John Gibb (March 14, 1829 - August 27, 1905) was a cofounder of the dry goods house of Mills & Gibb.

==Biography==
Gibb was born on March 14, 1829, in Forfarshire, Scotland. He left his father's farm at the age of 14 to apprentice for four years in a draper's shop at Montrose, Angus. Later, he went to London and was in the largest wholesale house in that city. In 1850, he became acquainted with a member of the firm of E. S. Jaffray & Company, who induced him to come to New York, where became a buyer of embroideries and white goods.

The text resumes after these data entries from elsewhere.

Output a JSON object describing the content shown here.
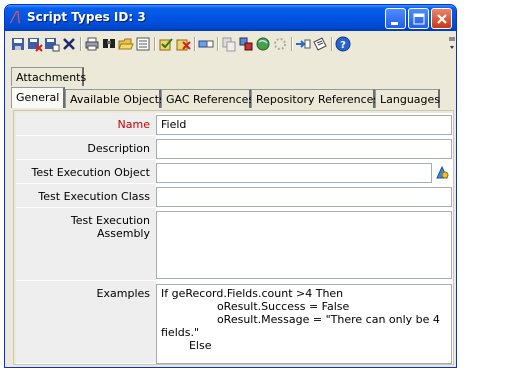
{
  "window": {
    "title": "Script Types ID: 3"
  },
  "toolbar": {
    "icons": [
      "save-icon",
      "save-close-icon",
      "save-new-icon",
      "delete-icon",
      "print-icon",
      "find-icon",
      "open-folder-icon",
      "list-icon",
      "check-icon",
      "tools-icon",
      "split-icon",
      "copy-icon",
      "workflow-icon",
      "globe-icon",
      "settings-icon",
      "link-icon",
      "clipboard-icon",
      "help-icon"
    ]
  },
  "tabs": {
    "row1": [
      {
        "label": "Attachments"
      }
    ],
    "row2": [
      {
        "label": "General",
        "active": true
      },
      {
        "label": "Available Objects"
      },
      {
        "label": "GAC References"
      },
      {
        "label": "Repository References"
      },
      {
        "label": "Languages"
      }
    ]
  },
  "form": {
    "name": {
      "label": "Name",
      "value": "Field"
    },
    "description": {
      "label": "Description",
      "value": ""
    },
    "test_execution_object": {
      "label": "Test Execution Object",
      "value": ""
    },
    "test_execution_class": {
      "label": "Test Execution Class",
      "value": ""
    },
    "test_execution_assembly": {
      "label": "Test Execution Assembly",
      "value": ""
    },
    "examples": {
      "label": "Examples",
      "value": "If geRecord.Fields.count >4 Then\n                oResult.Success = False\n                oResult.Message = \"There can only be 4 fields.\"\n        Else"
    }
  },
  "colors": {
    "title_bar": "#0054e3",
    "required_label": "#cc0000",
    "label_bg": "#eeeeee"
  }
}
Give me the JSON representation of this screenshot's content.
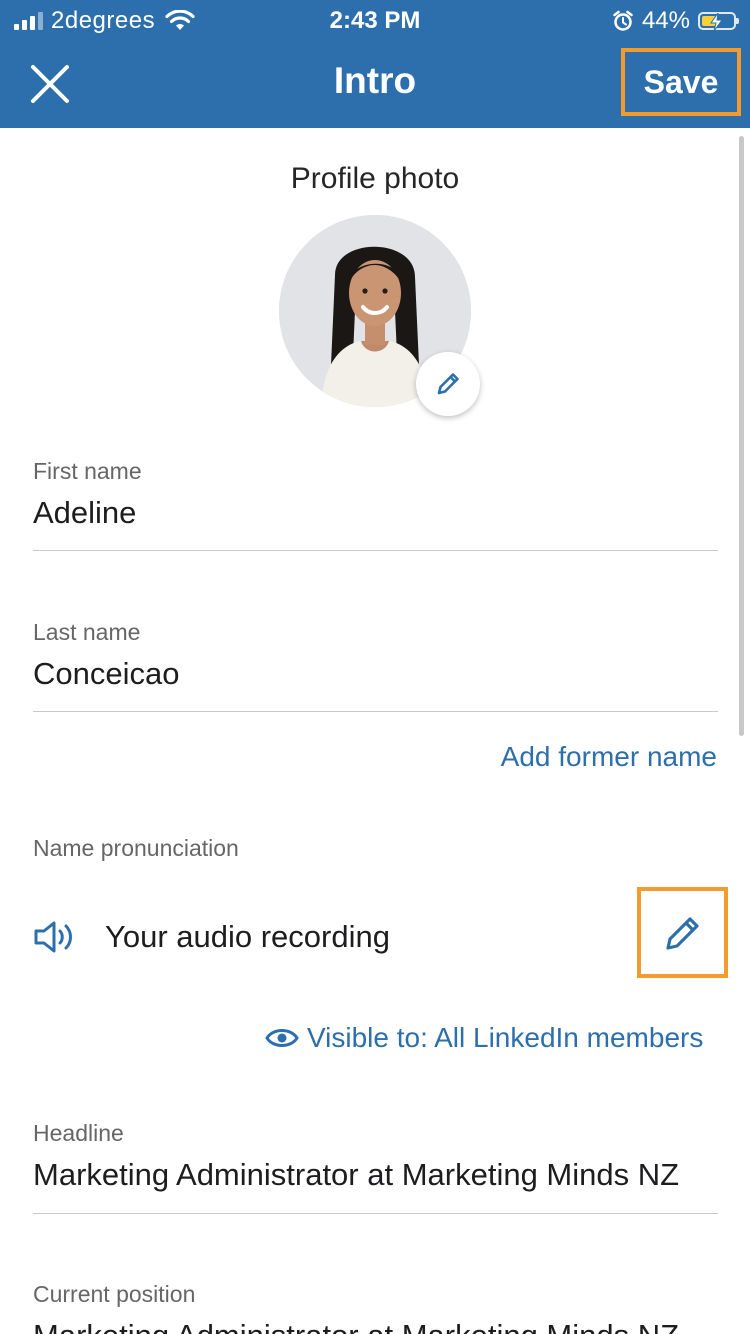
{
  "status_bar": {
    "carrier": "2degrees",
    "time": "2:43 PM",
    "battery_percent": "44%",
    "icons": [
      "signal-icon",
      "wifi-icon",
      "alarm-icon",
      "battery-charging-icon"
    ]
  },
  "header": {
    "title": "Intro",
    "save_label": "Save",
    "close_icon": "close-icon",
    "background_color": "#2d6fad",
    "highlight_color": "#f39b2d"
  },
  "profile_photo": {
    "title": "Profile photo",
    "edit_icon": "pencil-icon"
  },
  "fields": {
    "first_name": {
      "label": "First name",
      "value": "Adeline"
    },
    "last_name": {
      "label": "Last name",
      "value": "Conceicao"
    },
    "add_former_name": "Add former name",
    "pronunciation": {
      "label": "Name pronunciation",
      "audio_text": "Your audio recording",
      "speaker_icon": "speaker-icon",
      "edit_icon": "pencil-icon"
    },
    "visibility": {
      "text": "Visible to: All LinkedIn members",
      "icon": "eye-icon"
    },
    "headline": {
      "label": "Headline",
      "value": "Marketing Administrator at Marketing Minds NZ"
    },
    "current_position": {
      "label": "Current position",
      "value": "Marketing Administrator at Marketing Minds NZ"
    }
  },
  "colors": {
    "link": "#2d6fad",
    "label": "#666666",
    "text": "#1d1d1f"
  }
}
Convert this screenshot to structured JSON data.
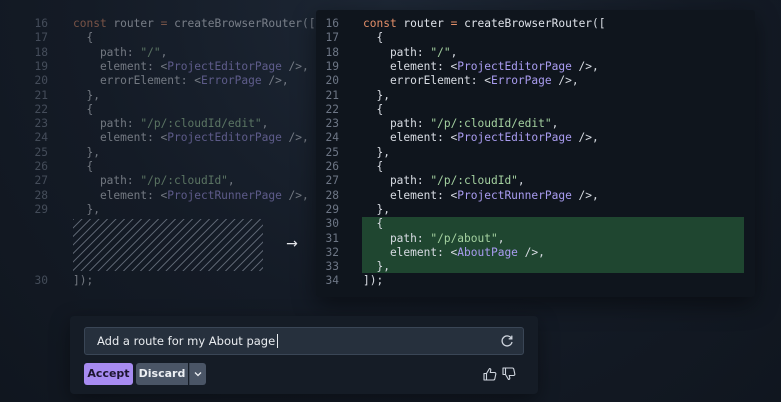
{
  "left_diff": {
    "lines": [
      {
        "num": "16",
        "tokens": [
          {
            "c": "kw",
            "t": "const "
          },
          {
            "c": "id",
            "t": "router "
          },
          {
            "c": "kw",
            "t": "= "
          },
          {
            "c": "id",
            "t": "createBrowserRouter"
          },
          {
            "c": "plain",
            "t": "(["
          }
        ]
      },
      {
        "num": "17",
        "tokens": [
          {
            "c": "plain",
            "t": "  {"
          }
        ]
      },
      {
        "num": "18",
        "tokens": [
          {
            "c": "plain",
            "t": "    path: "
          },
          {
            "c": "str",
            "t": "\"/\""
          },
          {
            "c": "plain",
            "t": ","
          }
        ]
      },
      {
        "num": "19",
        "tokens": [
          {
            "c": "plain",
            "t": "    element: <"
          },
          {
            "c": "tag",
            "t": "ProjectEditorPage"
          },
          {
            "c": "plain",
            "t": " />,"
          }
        ]
      },
      {
        "num": "20",
        "tokens": [
          {
            "c": "plain",
            "t": "    errorElement: <"
          },
          {
            "c": "tag",
            "t": "ErrorPage"
          },
          {
            "c": "plain",
            "t": " />,"
          }
        ]
      },
      {
        "num": "21",
        "tokens": [
          {
            "c": "plain",
            "t": "  },"
          }
        ]
      },
      {
        "num": "22",
        "tokens": [
          {
            "c": "plain",
            "t": "  {"
          }
        ]
      },
      {
        "num": "23",
        "tokens": [
          {
            "c": "plain",
            "t": "    path: "
          },
          {
            "c": "str",
            "t": "\"/p/:cloudId/edit\""
          },
          {
            "c": "plain",
            "t": ","
          }
        ]
      },
      {
        "num": "24",
        "tokens": [
          {
            "c": "plain",
            "t": "    element: <"
          },
          {
            "c": "tag",
            "t": "ProjectEditorPage"
          },
          {
            "c": "plain",
            "t": " />,"
          }
        ]
      },
      {
        "num": "25",
        "tokens": [
          {
            "c": "plain",
            "t": "  },"
          }
        ]
      },
      {
        "num": "26",
        "tokens": [
          {
            "c": "plain",
            "t": "  {"
          }
        ]
      },
      {
        "num": "27",
        "tokens": [
          {
            "c": "plain",
            "t": "    path: "
          },
          {
            "c": "str",
            "t": "\"/p/:cloudId\""
          },
          {
            "c": "plain",
            "t": ","
          }
        ]
      },
      {
        "num": "28",
        "tokens": [
          {
            "c": "plain",
            "t": "    element: <"
          },
          {
            "c": "tag",
            "t": "ProjectRunnerPage"
          },
          {
            "c": "plain",
            "t": " />,"
          }
        ]
      },
      {
        "num": "29",
        "tokens": [
          {
            "c": "plain",
            "t": "  },"
          }
        ]
      },
      {
        "num": "30",
        "tokens": [
          {
            "c": "plain",
            "t": "]);"
          }
        ]
      }
    ]
  },
  "right_diff": {
    "lines": [
      {
        "num": "16",
        "tokens": [
          {
            "c": "kw",
            "t": "const "
          },
          {
            "c": "id",
            "t": "router "
          },
          {
            "c": "kw",
            "t": "= "
          },
          {
            "c": "id",
            "t": "createBrowserRouter"
          },
          {
            "c": "plain",
            "t": "(["
          }
        ]
      },
      {
        "num": "17",
        "tokens": [
          {
            "c": "plain",
            "t": "  {"
          }
        ]
      },
      {
        "num": "18",
        "tokens": [
          {
            "c": "plain",
            "t": "    path: "
          },
          {
            "c": "str",
            "t": "\"/\""
          },
          {
            "c": "plain",
            "t": ","
          }
        ]
      },
      {
        "num": "19",
        "tokens": [
          {
            "c": "plain",
            "t": "    element: <"
          },
          {
            "c": "tag",
            "t": "ProjectEditorPage"
          },
          {
            "c": "plain",
            "t": " />,"
          }
        ]
      },
      {
        "num": "20",
        "tokens": [
          {
            "c": "plain",
            "t": "    errorElement: <"
          },
          {
            "c": "tag",
            "t": "ErrorPage"
          },
          {
            "c": "plain",
            "t": " />,"
          }
        ]
      },
      {
        "num": "21",
        "tokens": [
          {
            "c": "plain",
            "t": "  },"
          }
        ]
      },
      {
        "num": "22",
        "tokens": [
          {
            "c": "plain",
            "t": "  {"
          }
        ]
      },
      {
        "num": "23",
        "tokens": [
          {
            "c": "plain",
            "t": "    path: "
          },
          {
            "c": "str",
            "t": "\"/p/:cloudId/edit\""
          },
          {
            "c": "plain",
            "t": ","
          }
        ]
      },
      {
        "num": "24",
        "tokens": [
          {
            "c": "plain",
            "t": "    element: <"
          },
          {
            "c": "tag",
            "t": "ProjectEditorPage"
          },
          {
            "c": "plain",
            "t": " />,"
          }
        ]
      },
      {
        "num": "25",
        "tokens": [
          {
            "c": "plain",
            "t": "  },"
          }
        ]
      },
      {
        "num": "26",
        "tokens": [
          {
            "c": "plain",
            "t": "  {"
          }
        ]
      },
      {
        "num": "27",
        "tokens": [
          {
            "c": "plain",
            "t": "    path: "
          },
          {
            "c": "str",
            "t": "\"/p/:cloudId\""
          },
          {
            "c": "plain",
            "t": ","
          }
        ]
      },
      {
        "num": "28",
        "tokens": [
          {
            "c": "plain",
            "t": "    element: <"
          },
          {
            "c": "tag",
            "t": "ProjectRunnerPage"
          },
          {
            "c": "plain",
            "t": " />,"
          }
        ]
      },
      {
        "num": "29",
        "tokens": [
          {
            "c": "plain",
            "t": "  },"
          }
        ]
      },
      {
        "num": "30",
        "added": true,
        "tokens": [
          {
            "c": "plain",
            "t": "  {"
          }
        ]
      },
      {
        "num": "31",
        "added": true,
        "tokens": [
          {
            "c": "plain",
            "t": "    path: "
          },
          {
            "c": "str",
            "t": "\"/p/about\""
          },
          {
            "c": "plain",
            "t": ","
          }
        ]
      },
      {
        "num": "32",
        "added": true,
        "tokens": [
          {
            "c": "plain",
            "t": "    element: <"
          },
          {
            "c": "tag",
            "t": "AboutPage"
          },
          {
            "c": "plain",
            "t": " />,"
          }
        ]
      },
      {
        "num": "33",
        "added": true,
        "tokens": [
          {
            "c": "plain",
            "t": "  },"
          }
        ]
      },
      {
        "num": "34",
        "tokens": [
          {
            "c": "plain",
            "t": "]);"
          }
        ]
      }
    ]
  },
  "prompt": {
    "text": "Add a route for my About page",
    "refresh_icon": "refresh-icon"
  },
  "actions": {
    "accept_label": "Accept",
    "discard_label": "Discard",
    "menu_icon": "chevron-down-icon",
    "thumbs_up_icon": "thumbs-up-icon",
    "thumbs_down_icon": "thumbs-down-icon"
  },
  "colors": {
    "accent": "#a78bf1",
    "added_line_bg": "#1f4630",
    "keyword": "#e38f69",
    "string": "#a4d1a0",
    "component": "#a99cf0"
  }
}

In 1865, he formed the firm of Mills & Gibb with Philo L. Mills, with whom he remained partners for over forty years. When the company incorporated in 1903, Gibb became president, while Mills, vice-president, moved to England to take charge of the company's foreign business. Gibb was a director of the Brooklyn Trust Company, a member of the advisory council of the Thrift Savings, Loan & Building Fund, the Brooklyn Club, Long Island Historical Society, Penatquit-Corinthian Yacht, Merchants‘ Central, Hamilton and Olympic Clubs, the Metropolitan Museum of Art, and the American Museum of Natural History. He was for a term president of the Brooklyn Park Commission and was a trustee for YMCA.

==Personal life==
In 1852, he married Mrs. Harriet Balston (died in 1878). Seven years later, he married Sarah D. Mackay. He died in 1905 at his country residence, "Afterglow" in Islip, Long Island. Five sons survived him, J. Richmond, Arthur, Walter, Elmer and Louis and four daughters, all married.